Click on the log-likelihood surface to indicate a starting position for the estimation. Alternatively, click on the Restart button to set the starting value to the method of moments (MOM) estimates. Once optimization is started, the Restart button can be used to start again at the initial values (however they were chosen).

There are several techniques that can be used to update the estimated parameter vector. Some techniques will almost reach a final solution in a fewer steps than others. Estimation can be restarted with different starting values at any time by clicking on the contour plot. New samples can also be generated.

When using Newton-Raphson or Fisher scoring, you can also try to optimize the stepsize. With these techniques, optimizing the stepsize overcomes bad steps where the algorithm attempts to step too far or not far enough toward the solution. Regardless, the methods also employ (automatically) Marquardt's modification such that the diagonals of the negative Hessian are increased if the matrix is singular. Optimizing stepsize has no effect on the other techniques. Rather, the other techniques always optimize the stepsize.

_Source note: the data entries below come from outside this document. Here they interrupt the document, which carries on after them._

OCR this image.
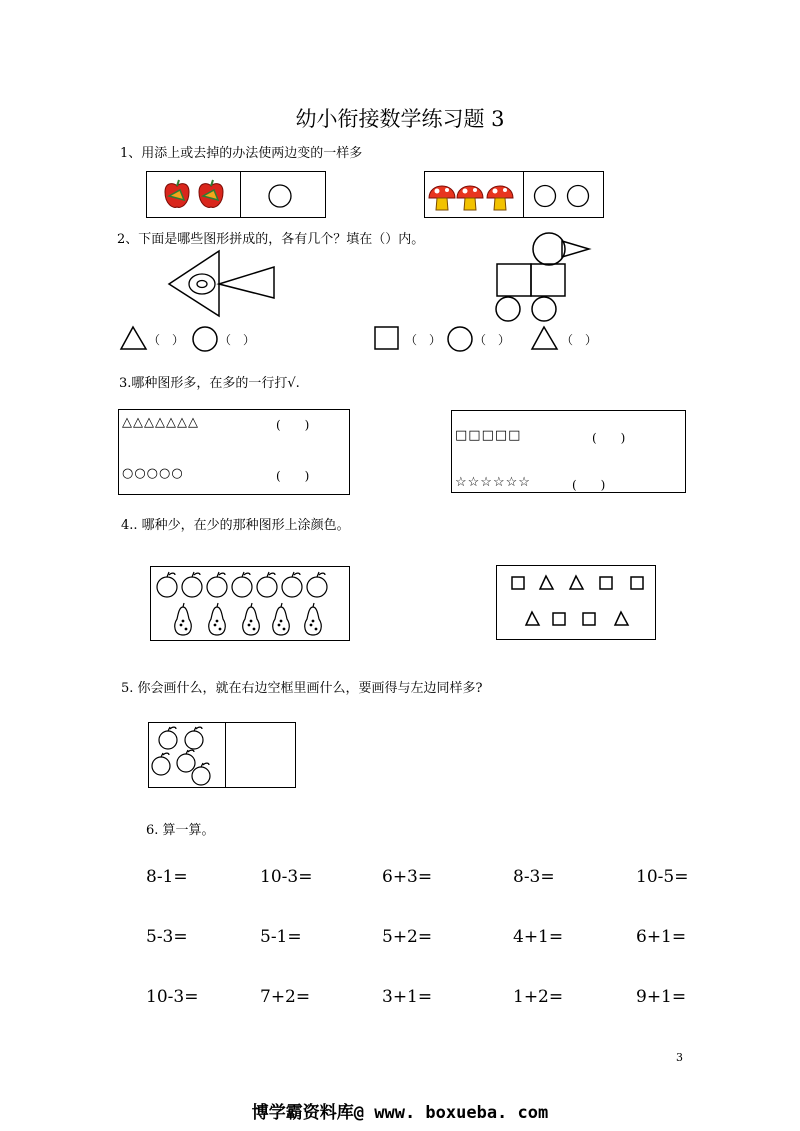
幼小衔接数学练习题 3
1、用添上或去掉的办法使两边变的一样多
2、下面是哪些图形拼成的，各有几个？填在（）内。
（　）	（　）	（　）	（　）	（　）
3.哪种图形多，在多的一行打√.
△△△△△△△	(　　)
○○○○○	(　　)
□□□□□	(　　)
☆☆☆☆☆☆	(　　)
4.. 哪种少，在少的那种图形上涂颜色。
5. 你会画什么，就在右边空框里画什么，要画得与左边同样多?
6. 算一算。
8-1=	10-3=	6+3=	8-3=	10-5=
5-3=	5-1=	5+2=	4+1=	6+1=
10-3=	7+2=	3+1=	1+2=	9+1=
3
博学霸资料库@ www. boxueba. com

In theory, the PR and FR techniques are different. For this particular problem you will likely see no difference. Also, the DFP and BFGS are different, but you will see no difference in their output either. For optimizing the log-likelihood, these pairs of techniques build up curvature information that is slightly different, but then use a line optimizer to find the next step. This usually means that the slight difference in the accumulation of curvature information is dominated by the line minimizer.

Convergence is declared if the absolute value of the sum of the gradient is less than 1e-4 or if the maximum relative change in the estimated parameter vector is less than 1e-4.

Several statistics are shown for the optimization process. The main difference in the techniques is the calculation of the negative H matrix. Note that this matrix is included in the output. If optimzing the stepsize, the multiplicative factor of the stepsize is included in the output.

The log(a) parameter is labeled beta_0 and the log(b) parameter is labeled beta_1 in the output.